证毕。 \(\blacksquare\)

关键洞察:推导中最重要的结论是——梯度表达式中不包含对状态分布 \(d^{\pi_\theta}(s)\) 的求导。这使得我们可以通过采样来近似梯度,而无需知道状态分布如何依赖于策略参数。

2.4 蒙特卡洛估计

实际计算

\[\nabla_\theta J(\theta) \approx \frac{1}{N} \sum_{i=1}^N \sum_{t=0}^T \nabla_\theta \log \pi_\theta(a_t^{(i)}|s_t^{(i)}) \cdot G_t^{(i)}\]

3. REINFORCE算法

3.1 算法流程

Text Only
初始化策略参数θ

对每个episode:
    根据π_θ生成轨迹τ = (s_0, a_0, r_1, s_1, a_1, ..., s_T)

    对每个时间步t:
        计算回报G_t = Σ γ^k r_{t+k+1}

    策略梯度: ∇J = Σ_t ∇log π_θ(a_t|s_t) · G_t

    更新: θ ← θ + α · ∇J

3.2 代码实现

Python
import torch
import torch.nn as nn
import torch.optim as optim
import numpy as np
from torch.distributions import Categorical

class PolicyNetwork(nn.Module):  # 继承nn.Module定义网络层
    """策略网络"""

    def __init__(self, state_dim, action_dim, hidden_dim=128):
        super(PolicyNetwork, self).__init__()

        self.net = nn.Sequential(
            nn.Linear(state_dim, hidden_dim),
            nn.ReLU(),
            nn.Linear(hidden_dim, hidden_dim),
            nn.ReLU(),
            nn.Linear(hidden_dim, action_dim),
            nn.Softmax(dim=-1)
        )

    def forward(self, state):
        """返回动作概率分布"""
        return self.net(state)

    def select_action(self, state):
        """采样动作"""
        probs = self.forward(state)
        # 数值稳定性: 加小 epsilon 防止 log(0) 产生 -inf
        probs = probs + 1e-8
        dist = Categorical(probs)
        action = dist.sample()
        log_prob = dist.log_prob(action)
        return action.item(), log_prob  # 将单元素张量转为Python数值

class REINFORCE:
    """REINFORCE算法"""

    def __init__(self, state_dim, action_dim, lr=1e-3, gamma=0.99):
        self.gamma = gamma

        # 策略网络
        self.policy = PolicyNetwork(state_dim, action_dim)
        self.optimizer = optim.Adam(self.policy.parameters(), lr=lr)

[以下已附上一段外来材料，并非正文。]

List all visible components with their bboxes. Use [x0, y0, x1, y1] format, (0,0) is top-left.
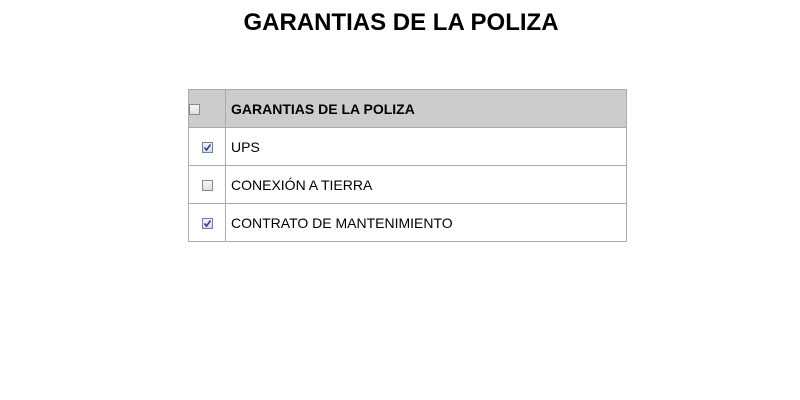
checkmark-icon — [203, 144, 211, 152]
row-checkbox-cell — [188, 165, 226, 204]
select-all-checkbox[interactable] — [189, 104, 200, 116]
guarantees-table: GARANTIAS DE LA POLIZA UPS CONEXIÓN A TI… — [188, 89, 627, 242]
header-checkbox-cell — [188, 89, 226, 128]
header-label: GARANTIAS DE LA POLIZA — [225, 89, 627, 128]
contrato-de-mantenimiento-checkbox[interactable] — [201, 218, 213, 230]
conexion-a-tierra-checkbox[interactable] — [201, 180, 213, 192]
table-row: CONEXIÓN A TIERRA — [188, 165, 627, 204]
table-row: UPS — [188, 127, 627, 166]
table-header-row: GARANTIAS DE LA POLIZA — [188, 89, 627, 128]
ups-checkbox[interactable] — [201, 142, 213, 154]
checkmark-icon — [203, 220, 211, 228]
row-label: CONEXIÓN A TIERRA — [225, 165, 627, 204]
table-row: CONTRATO DE MANTENIMIENTO — [188, 203, 627, 242]
row-checkbox-cell — [188, 127, 226, 166]
row-label: UPS — [225, 127, 627, 166]
row-label: CONTRATO DE MANTENIMIENTO — [225, 203, 627, 242]
page-title: GARANTIAS DE LA POLIZA — [243, 9, 559, 36]
row-checkbox-cell — [188, 203, 226, 242]
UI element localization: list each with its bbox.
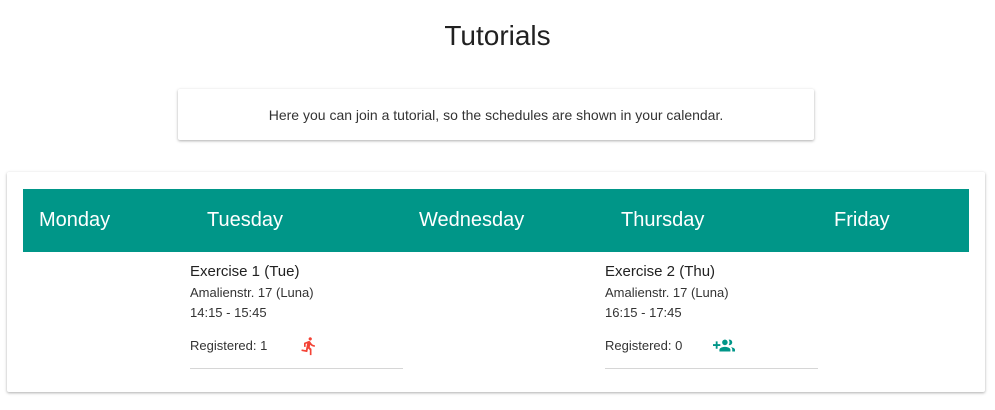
info-text: Here you can join a tutorial, so the sch… [268,106,724,123]
day-wednesday: Wednesday [419,209,525,231]
days-header: Monday Tuesday Wednesday Thursday Friday [23,189,969,252]
tutorial-title: Exercise 2 (Thu) [605,263,716,280]
tutorial-title: Exercise 1 (Tue) [190,263,300,280]
tutorial-entry-thursday: Exercise 2 (Thu) Amalienstr. 17 (Luna) 1… [605,255,818,369]
registered-count: Registered: 1 [190,338,268,353]
tutorial-room: Amalienstr. 17 (Luna) [605,285,729,300]
tutorial-time: 16:15 - 17:45 [605,305,682,320]
tutorials-page: Tutorials Here you can join a tutorial, … [0,0,995,410]
day-monday: Monday [39,209,111,231]
tutorial-entry-tuesday: Exercise 1 (Tue) Amalienstr. 17 (Luna) 1… [190,255,403,369]
run-icon [301,337,315,356]
registered-count: Registered: 0 [605,338,683,353]
leave-tutorial-button[interactable] [296,333,322,359]
schedule-card: Monday Tuesday Wednesday Thursday Friday… [7,172,985,392]
day-tuesday: Tuesday [207,209,283,231]
page-title: Tutorials [444,20,551,51]
day-friday: Friday [834,209,890,231]
tutorial-room: Amalienstr. 17 (Luna) [190,285,314,300]
day-thursday: Thursday [621,209,705,231]
group-add-icon [713,339,735,352]
tutorial-time: 14:15 - 15:45 [190,305,267,320]
info-card: Here you can join a tutorial, so the sch… [178,89,814,140]
join-tutorial-button[interactable] [711,333,737,359]
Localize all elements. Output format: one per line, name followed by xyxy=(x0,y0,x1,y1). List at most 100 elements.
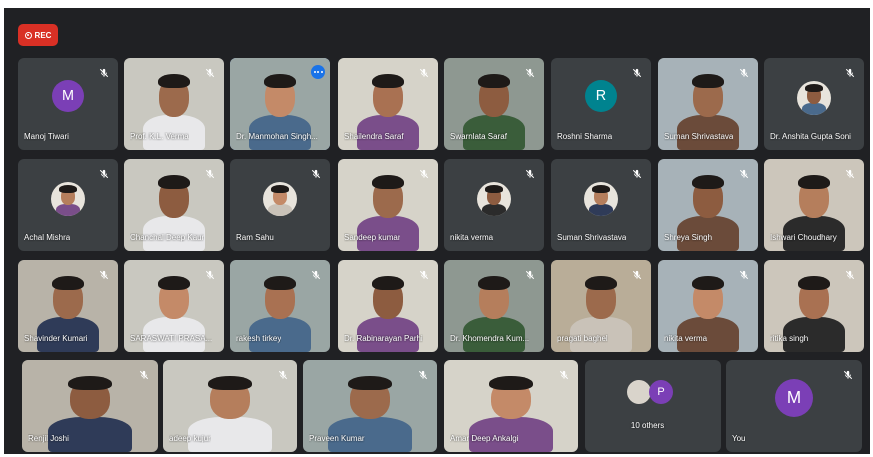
participant-tile[interactable]: Ishwari Choudhary xyxy=(764,159,864,251)
participant-tile[interactable]: Ram Sahu xyxy=(230,159,330,251)
photo-hair xyxy=(59,185,77,193)
mic-off-icon xyxy=(739,267,749,280)
person-hair xyxy=(797,275,831,291)
participant-name: Dr. Khomendra Kum... xyxy=(450,334,530,343)
participant-tile[interactable]: Swarnlata Saraf xyxy=(444,58,544,150)
mic-off-icon xyxy=(525,65,535,78)
photo-body xyxy=(482,204,506,216)
participant-tile[interactable]: Amar Deep Ankalgi xyxy=(444,360,578,452)
participant-name: Achal Mishra xyxy=(24,233,71,242)
photo-body xyxy=(56,204,80,216)
mic-off-icon xyxy=(139,367,149,380)
participant-tile[interactable]: SARASWATI PRASA... xyxy=(124,260,224,352)
recording-label: REC xyxy=(34,30,52,40)
participant-name: adeep kujur xyxy=(169,434,211,443)
participant-name: pragati baghel xyxy=(557,334,608,343)
mic-off-icon xyxy=(739,166,749,179)
participant-tile[interactable]: Praveen Kumar xyxy=(303,360,437,452)
participant-name: Shreya Singh xyxy=(664,233,713,242)
participant-tile[interactable]: Shailendra Saraf xyxy=(338,58,438,150)
mic-off-icon xyxy=(99,166,109,179)
person-hair xyxy=(263,73,297,89)
participant-tile[interactable]: Shreya Singh xyxy=(658,159,758,251)
participant-tile[interactable]: Dr. Anshita Gupta Soni xyxy=(764,58,864,150)
participant-tile[interactable]: Dr. Khomendra Kum... xyxy=(444,260,544,352)
participant-name: Swarnlata Saraf xyxy=(450,132,507,141)
participant-name: Roshni Sharma xyxy=(557,132,613,141)
participant-tile[interactable]: Sandeep kumar xyxy=(338,159,438,251)
person-hair xyxy=(208,375,252,391)
mic-off-icon xyxy=(205,267,215,280)
mic-off-icon xyxy=(632,166,642,179)
profile-photo xyxy=(797,81,831,115)
meet-window: { "recording": {"label": "REC"}, "colors… xyxy=(0,0,873,457)
person-hair xyxy=(263,275,297,291)
participant-name: Renjil Joshi xyxy=(28,434,69,443)
participant-tile[interactable]: rakesh tirkey xyxy=(230,260,330,352)
others-tile[interactable]: P 10 others xyxy=(585,360,721,452)
mic-off-icon xyxy=(278,367,288,380)
participant-name: Suman Shrivastava xyxy=(664,132,734,141)
mic-off-icon xyxy=(205,65,215,78)
dot-icon xyxy=(317,71,319,73)
participant-tile[interactable]: Dr. Rabinarayan Parhi xyxy=(338,260,438,352)
participant-tile[interactable]: adeep kujur xyxy=(163,360,297,452)
mic-off-icon xyxy=(739,65,749,78)
participant-name: nikita verma xyxy=(664,334,708,343)
other-participant-photo xyxy=(627,380,651,404)
mic-off-icon xyxy=(205,166,215,179)
mic-off-icon xyxy=(845,166,855,179)
avatar: R xyxy=(585,80,617,112)
participant-tile[interactable]: nikita verma xyxy=(658,260,758,352)
self-tile[interactable]: M You xyxy=(726,360,862,452)
mic-off-icon xyxy=(559,367,569,380)
participant-name: Dr. Anshita Gupta Soni xyxy=(770,132,851,141)
mic-off-icon xyxy=(311,166,321,179)
participant-tile[interactable]: nikita verma xyxy=(444,159,544,251)
participant-name: SARASWATI PRASA... xyxy=(130,334,213,343)
more-options-button[interactable] xyxy=(311,65,325,79)
photo-hair xyxy=(805,84,823,92)
profile-photo xyxy=(263,182,297,216)
dot-icon xyxy=(313,71,316,73)
participant-name: ritika singh xyxy=(770,334,809,343)
mic-off-icon xyxy=(843,367,853,380)
participant-tile[interactable]: Dr. Manmohan Singh... xyxy=(230,58,330,150)
person-hair xyxy=(477,73,511,89)
participant-tile[interactable]: Chanchal Deep Kaur xyxy=(124,159,224,251)
person-hair xyxy=(691,275,725,291)
mic-off-icon xyxy=(419,267,429,280)
participant-name: nikita verma xyxy=(450,233,494,242)
recording-indicator[interactable]: REC xyxy=(18,24,58,46)
person-hair xyxy=(371,275,405,291)
mic-off-icon xyxy=(845,267,855,280)
participant-tile[interactable]: Suman Shrivastava xyxy=(551,159,651,251)
participant-name: Chanchal Deep Kaur xyxy=(130,233,205,242)
participant-tile[interactable]: Achal Mishra xyxy=(18,159,118,251)
participant-name: Sandeep kumar xyxy=(344,233,401,242)
participant-tile[interactable]: M Manoj Tiwari xyxy=(18,58,118,150)
person-hair xyxy=(797,174,831,190)
photo-body xyxy=(589,204,613,216)
photo-hair xyxy=(271,185,289,193)
participant-tile[interactable]: R Roshni Sharma xyxy=(551,58,651,150)
participant-tile[interactable]: Prof. K.L. Verma xyxy=(124,58,224,150)
participant-tile[interactable]: pragati baghel xyxy=(551,260,651,352)
participant-name: You xyxy=(732,434,746,443)
person-hair xyxy=(489,375,533,391)
participant-name: Suman Shrivastava xyxy=(557,233,627,242)
participant-tile[interactable]: ritika singh xyxy=(764,260,864,352)
mic-off-icon xyxy=(99,267,109,280)
participant-tile[interactable]: Suman Shrivastava xyxy=(658,58,758,150)
participant-name: Dr. Manmohan Singh... xyxy=(236,132,318,141)
photo-body xyxy=(268,204,292,216)
participant-tile[interactable]: Renjil Joshi xyxy=(22,360,158,452)
mic-off-icon xyxy=(525,267,535,280)
person-hair xyxy=(691,73,725,89)
record-icon xyxy=(24,31,32,39)
mic-off-icon xyxy=(632,267,642,280)
person-hair xyxy=(371,73,405,89)
other-participant-avatar: P xyxy=(649,380,673,404)
participant-tile[interactable]: Shavinder Kumari xyxy=(18,260,118,352)
person-hair xyxy=(371,174,405,190)
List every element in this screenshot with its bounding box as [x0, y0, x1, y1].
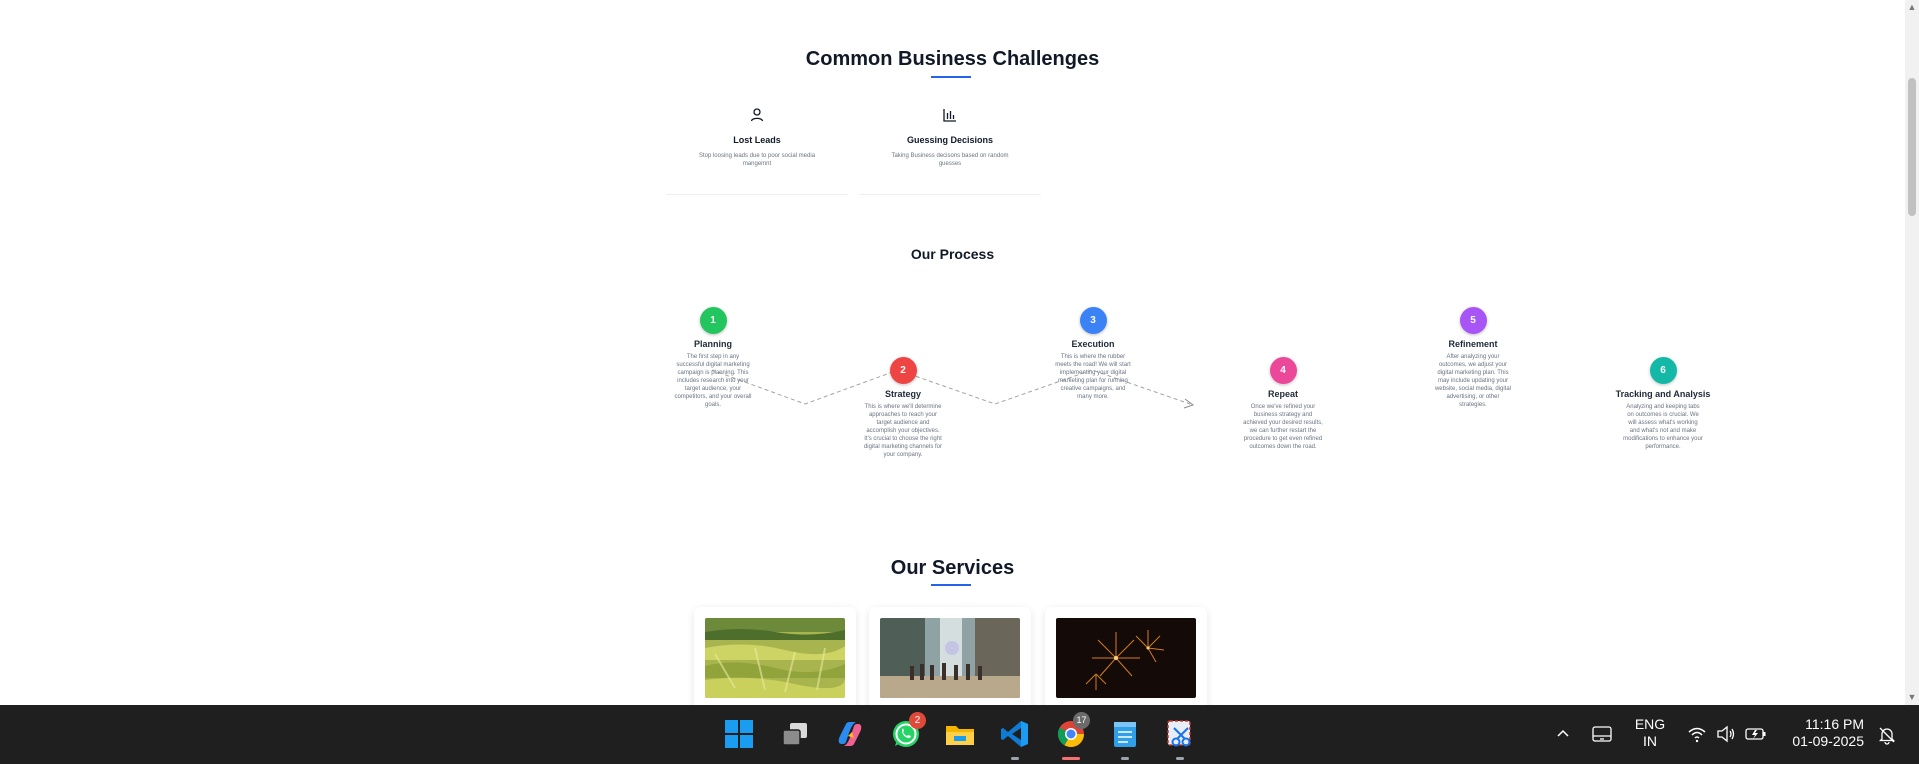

    def compute_returns(self, rewards):
        """计算折扣回报"""
        returns = []
        G = 0
        for r in reversed(rewards):
            G = r + self.gamma * G
            returns.insert(0, G)

        # 归一化回报(减少方差)
        returns = torch.tensor(returns, dtype=torch.float32)
        returns = (returns - returns.mean()) / (returns.std() + 1e-8)

        return returns

    def update(self, log_probs, rewards):
        """策略更新"""
        returns = self.compute_returns(rewards)

        # 计算策略损失
        policy_loss = []
        for log_prob, G in zip(log_probs, returns):  # zip按位置配对
            policy_loss.append(-log_prob * G)  # 负号因为梯度上升

        loss = torch.stack(policy_loss).sum()  # torch.stack沿新维度拼接张量

        # 优化
        self.optimizer.zero_grad()  # 清零梯度
        loss.backward()  # 反向传播计算梯度
        self.optimizer.step()  # 更新参数

        return loss.item()

    def train(self, env, num_episodes=1000):
        """训练"""
        rewards_history = []

        for episode in range(num_episodes):
            state, _ = env.reset()
            log_probs = []
            rewards = []
            done = False

            # 收集轨迹
            while not done:
                state_tensor = torch.FloatTensor(state)
                action, log_prob = self.policy.select_action(state_tensor)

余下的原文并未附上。